Lehle Karla, Philipp Alois, Zeman Florian, Lunz Dirk, Lubnow Matthias, Wendel Hans-Peter, Göbölös Laszlo, Schmid Christof, Müller Thomas
Department of Cardiothoracic Surgery, University Medical Center Regensburg, Regensburg, Germany.
Center for Clinical Studies, University Medical Center Regensburg, Regensburg, Germany.
PLoS One. 2015 Nov 25;10(11):e0143527. doi: 10.1371/journal.pone.0143527. eCollection 2015.

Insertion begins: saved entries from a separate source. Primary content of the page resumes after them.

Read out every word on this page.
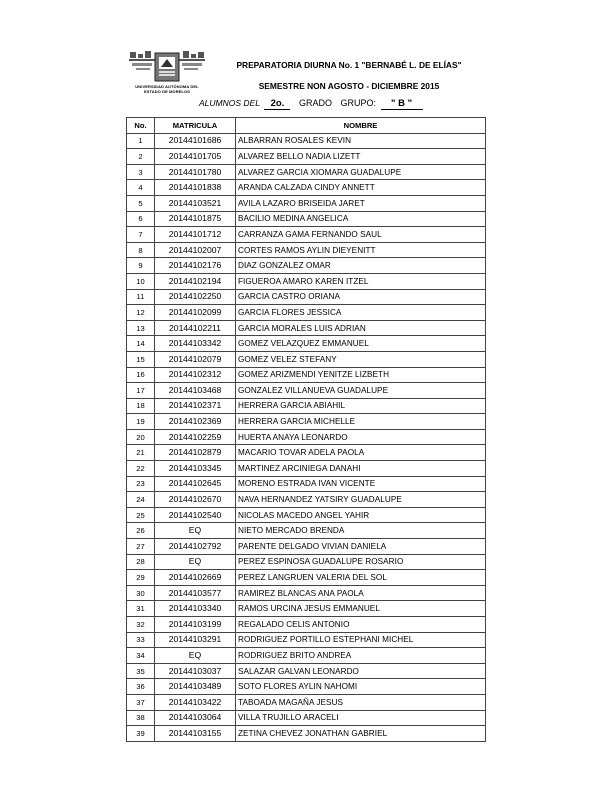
UNIVERSIDAD AUTÓNOMA DEL
ESTADO DE MORELOS
PREPARATORIA DIURNA No. 1 "BERNABÉ L. DE ELÍAS"
SEMESTRE NON AGOSTO - DICIEMBRE 2015
ALUMNOS DEL 2o. GRADO GRUPO: " B "
No.	MATRICULA	NOMBRE
1	20144101686	ALBARRAN ROSALES KEVIN
2	20144101705	ALVAREZ BELLO NADIA LIZETT
3	20144101780	ALVAREZ GARCIA XIOMARA GUADALUPE
4	20144101838	ARANDA CALZADA CINDY ANNETT
5	20144103521	AVILA LAZARO BRISEIDA JARET
6	20144101875	BACILIO MEDINA ANGELICA
7	20144101712	CARRANZA GAMA FERNANDO SAUL
8	20144102007	CORTES RAMOS AYLIN DIEYENITT
9	20144102176	DIAZ GONZALEZ OMAR
10	20144102194	FIGUEROA AMARO KAREN ITZEL
11	20144102250	GARCIA CASTRO ORIANA
12	20144102099	GARCIA FLORES JESSICA
13	20144102211	GARCIA MORALES LUIS ADRIAN
14	20144103342	GOMEZ VELAZQUEZ EMMANUEL
15	20144102079	GOMEZ VELEZ STEFANY
16	20144102312	GOMEZ ARIZMENDI YENITZE LIZBETH
17	20144103468	GONZALEZ VILLANUEVA GUADALUPE
18	20144102371	HERRERA GARCIA ABIAHIL
19	20144102369	HERRERA GARCIA MICHELLE
20	20144102259	HUERTA ANAYA LEONARDO
21	20144102879	MACARIO TOVAR ADELA PAOLA
22	20144103345	MARTINEZ ARCINIEGA DANAHI
23	20144102645	MORENO ESTRADA IVAN VICENTE
24	20144102670	NAVA HERNANDEZ YATSIRY GUADALUPE
25	20144102540	NICOLAS MACEDO ANGEL YAHIR
26	EQ	NIETO MERCADO BRENDA
27	20144102792	PARENTE DELGADO VIVIAN DANIELA
28	EQ	PEREZ ESPINOSA GUADALUPE ROSARIO
29	20144102669	PEREZ LANGRUEN VALERIA DEL SOL
30	20144103577	RAMIREZ BLANCAS ANA PAOLA
31	20144103340	RAMOS URCINA JESUS EMMANUEL
32	20144103199	REGALADO CELIS ANTONIO
33	20144103291	RODRIGUEZ PORTILLO ESTEPHANI MICHEL
34	EQ	RODRIGUEZ BRITO ANDREA
35	20144103037	SALAZAR GALVAN LEONARDO
36	20144103489	SOTO FLORES AYLIN NAHOMI
37	20144103422	TABOADA MAGAÑA JESUS
38	20144103064	VILLA TRUJILLO ARACELI
39	20144103155	ZETINA CHEVEZ JONATHAN GABRIEL
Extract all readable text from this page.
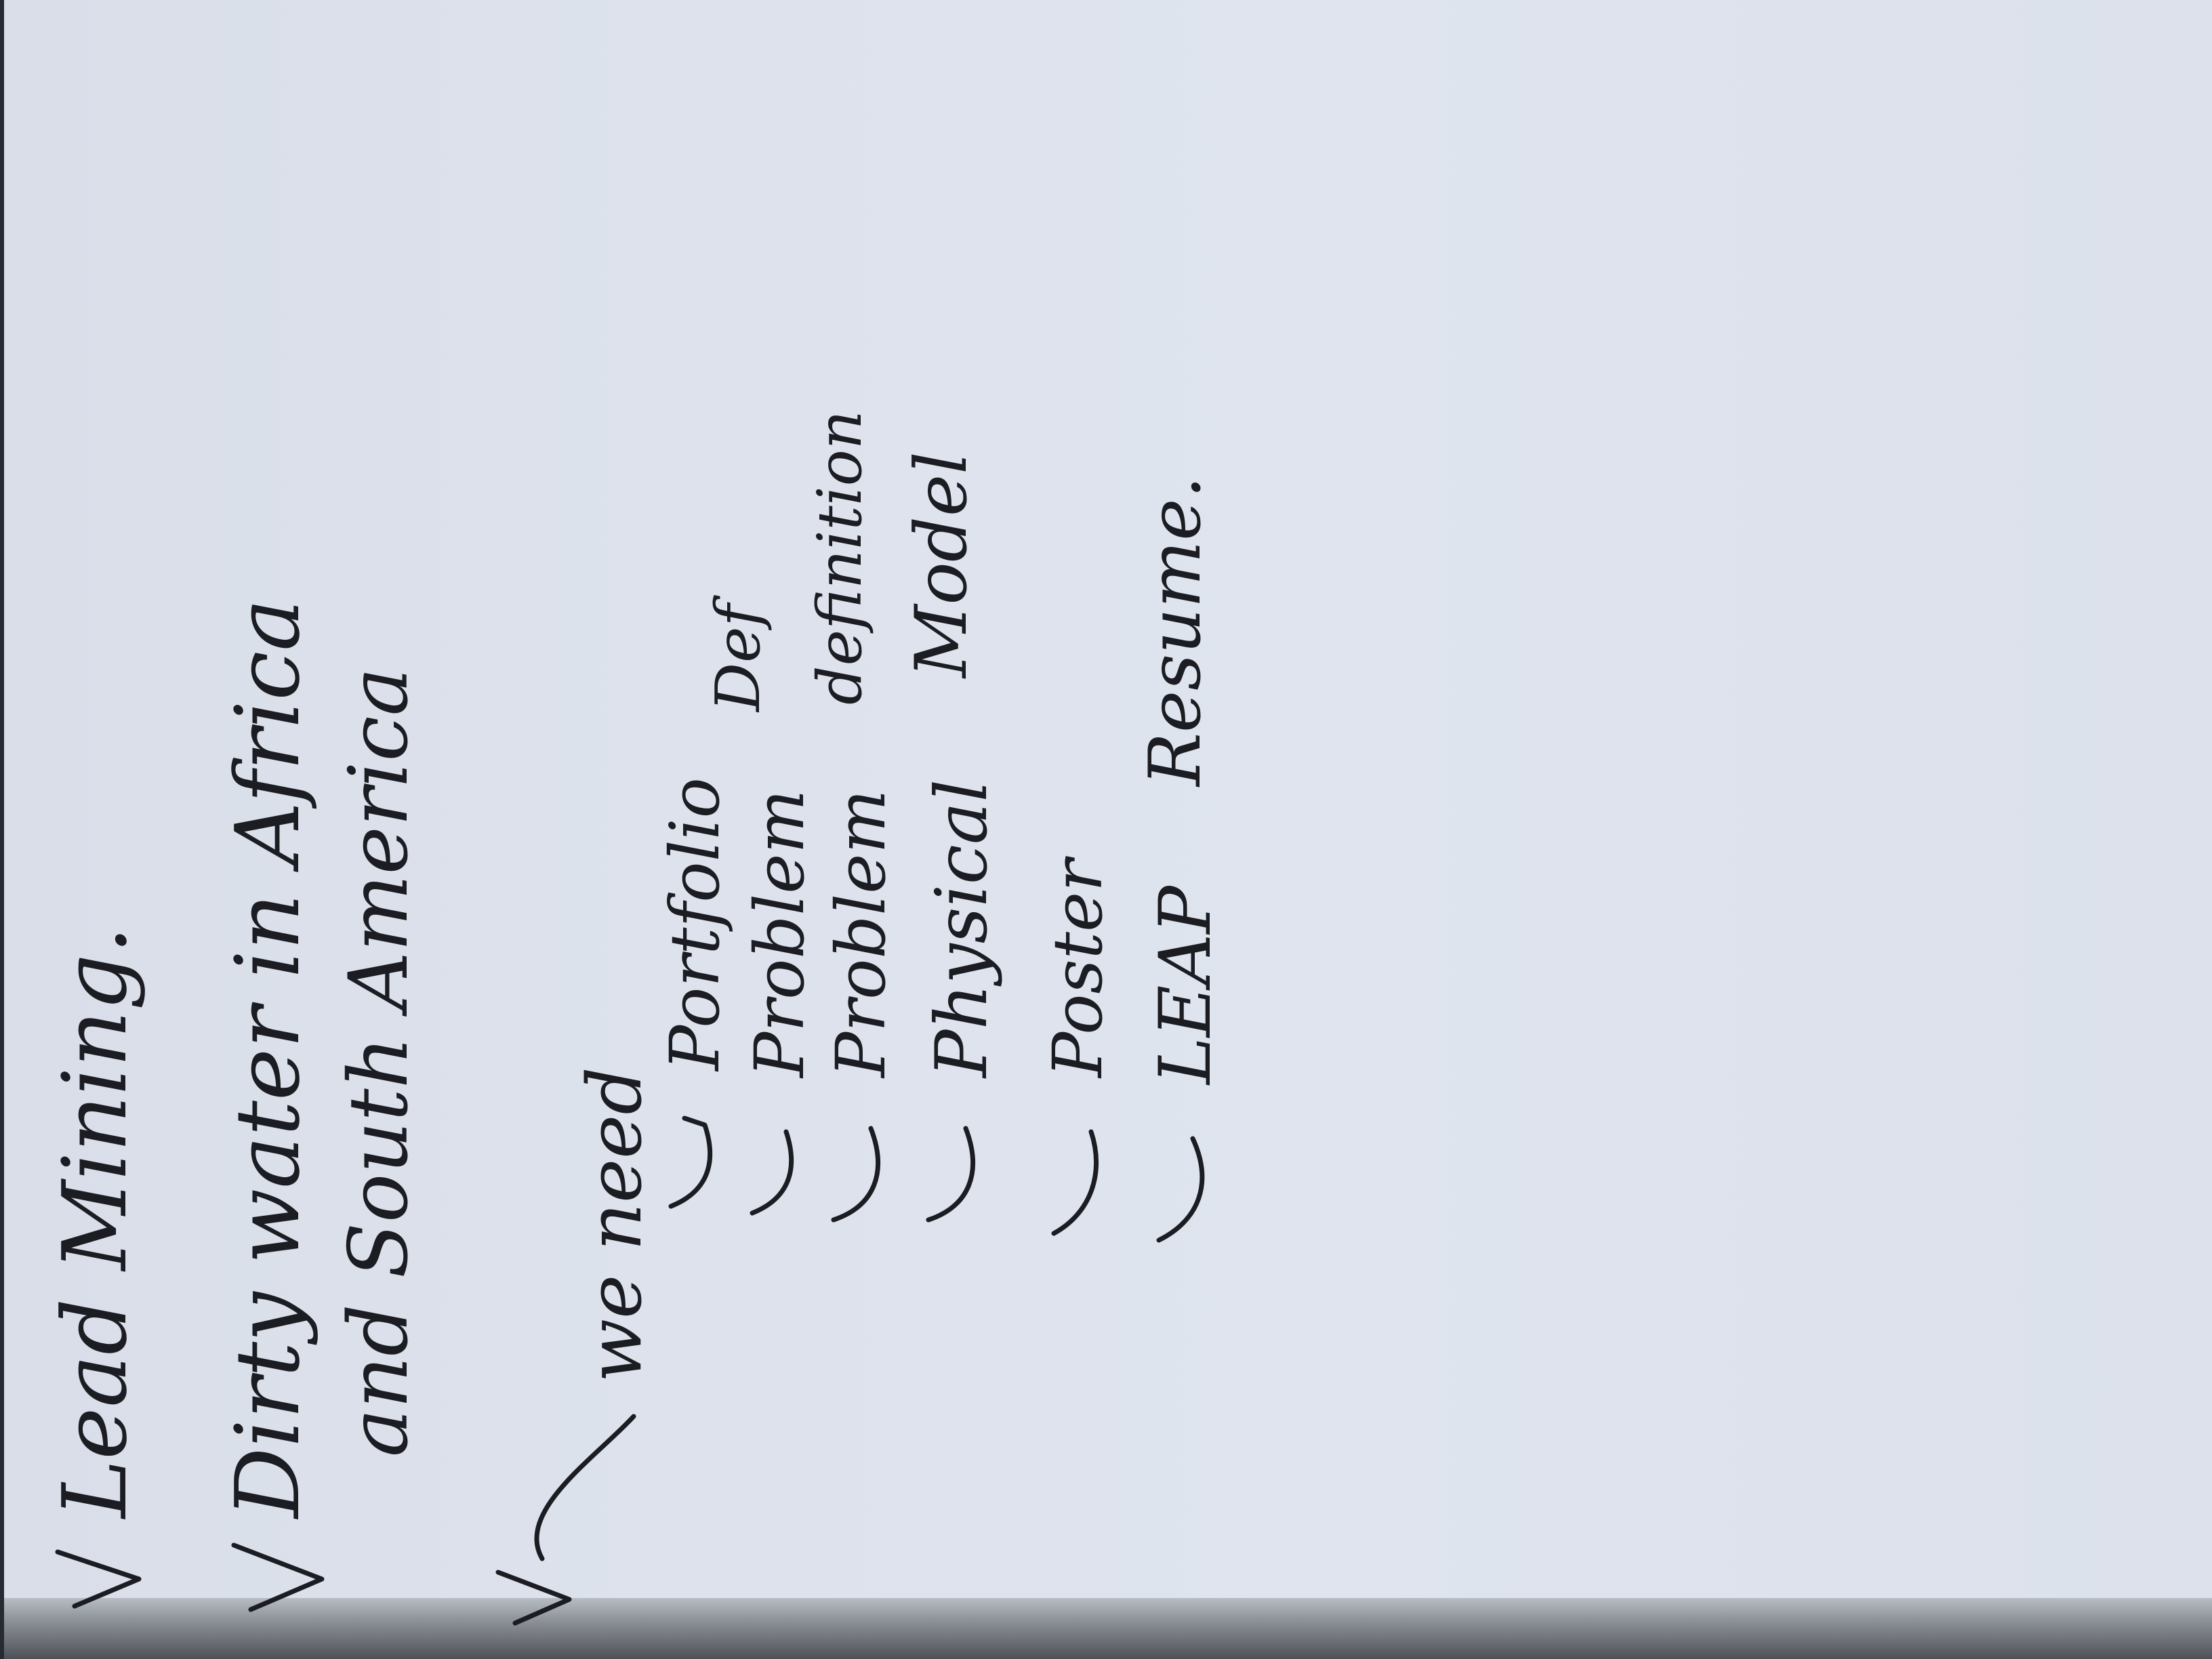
Lead Mining. Dirty water in Africa and South America we need
Portfolio Problem
Def
Problem
definition
Physical
Model
Poster LEAP
Resume.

The aim of the study was to explore the prevalence and risk factors for technical-induced hemolysis in adults supported with veno-venous extracorporeal membrane oxygenation (vvECMO) and to analyze the effect of hemolytic episodes on outcome. This was a retrospective, single-center study that included 318 adult patients (Regensburg ECMO Registry, 2009-2014) with acute respiratory failure treated with different modern miniaturized ECMO systems. Free plasma hemoglobin (fHb) was used as indicator for hemolysis. Throughout a cumulative support duration of 4,142 days on ECMO only 1.7% of the fHb levels were above a critical value of 500 mg/l. A grave rise in fHb indicated pumphead thrombosis (n = 8), while acute oxygenator thrombosis (n = 15) did not affect fHb. Replacement of the pumphead normalized fHb within two days. Neither pump or cannula type nor duration on the first system was associated with hemolysis. Multiple trauma, need for kidney replacement therapy, increased daily red blood cell transfusion requirements, and high blood flow (3.0-4.5 L/min) through small-sized cannulas significantly resulted in augmented blood cell trauma. Survivors were characterized by lower peak levels of fHb [90 (60, 142) mg/l] in comparison to non-survivors [148 (91, 256) mg/l, p≤0.001]. In conclusion, marked hemolysis is not common in vvECMO with modern devices. Clinically obvious hemolysis often is caused by pumphead thrombosis. High flow velocity through small cannulas may also cause technical-induced hemolysis. In patients who developed lung failure due to trauma, fHb was elevated independantly of ECMO. In our cohort, the occurance of hemolysis was associated with increased mortality.
本研究旨在探讨接受静脉-静脉体外膜肺氧合(vvECMO)支持的成人患者技术诱导溶血的患病率及危险因素,并分析溶血发作对预后的影响。这是一项回顾性单中心研究,纳入了318例接受不同现代小型ECMO系统治疗的急性呼吸衰竭成年患者(雷根斯堡ECMO登记处,2009 - 2014年)。游离血浆血红蛋白(fHb)用作溶血指标。在ECMO累计支持时长4142天期间,仅有1.7%的fHb水平高于500mg/l的临界值。fHb严重升高提示泵头血栓形成(n = 8),而急性氧合器血栓形成(n = 15)未影响fHb。更换泵头后,fHb在两天内恢复正常。泵或插管类型以及在首个系统上的使用时长均与溶血无关。多处创伤、需要肾脏替代治疗、每日红细胞输注需求增加以及通过小尺寸插管的高血流量(3.0 - 4.5L/min)均显著导致血细胞损伤增加。与非幸存者[148(91,256)mg/l,p≤0.001]相比,幸存者的fHb峰值水平较低[90(60,142)mg/l]。总之,在使用现代设备的vvECMO中,明显溶血并不常见。临床上明显的溶血通常由泵头血栓形成引起。通过小插管的高流速也可能导致技术诱导溶血。在因创伤导致肺衰竭的患者中,fHb升高与ECMO无关。在我们的队列中,溶血的发生与死亡率增加相关。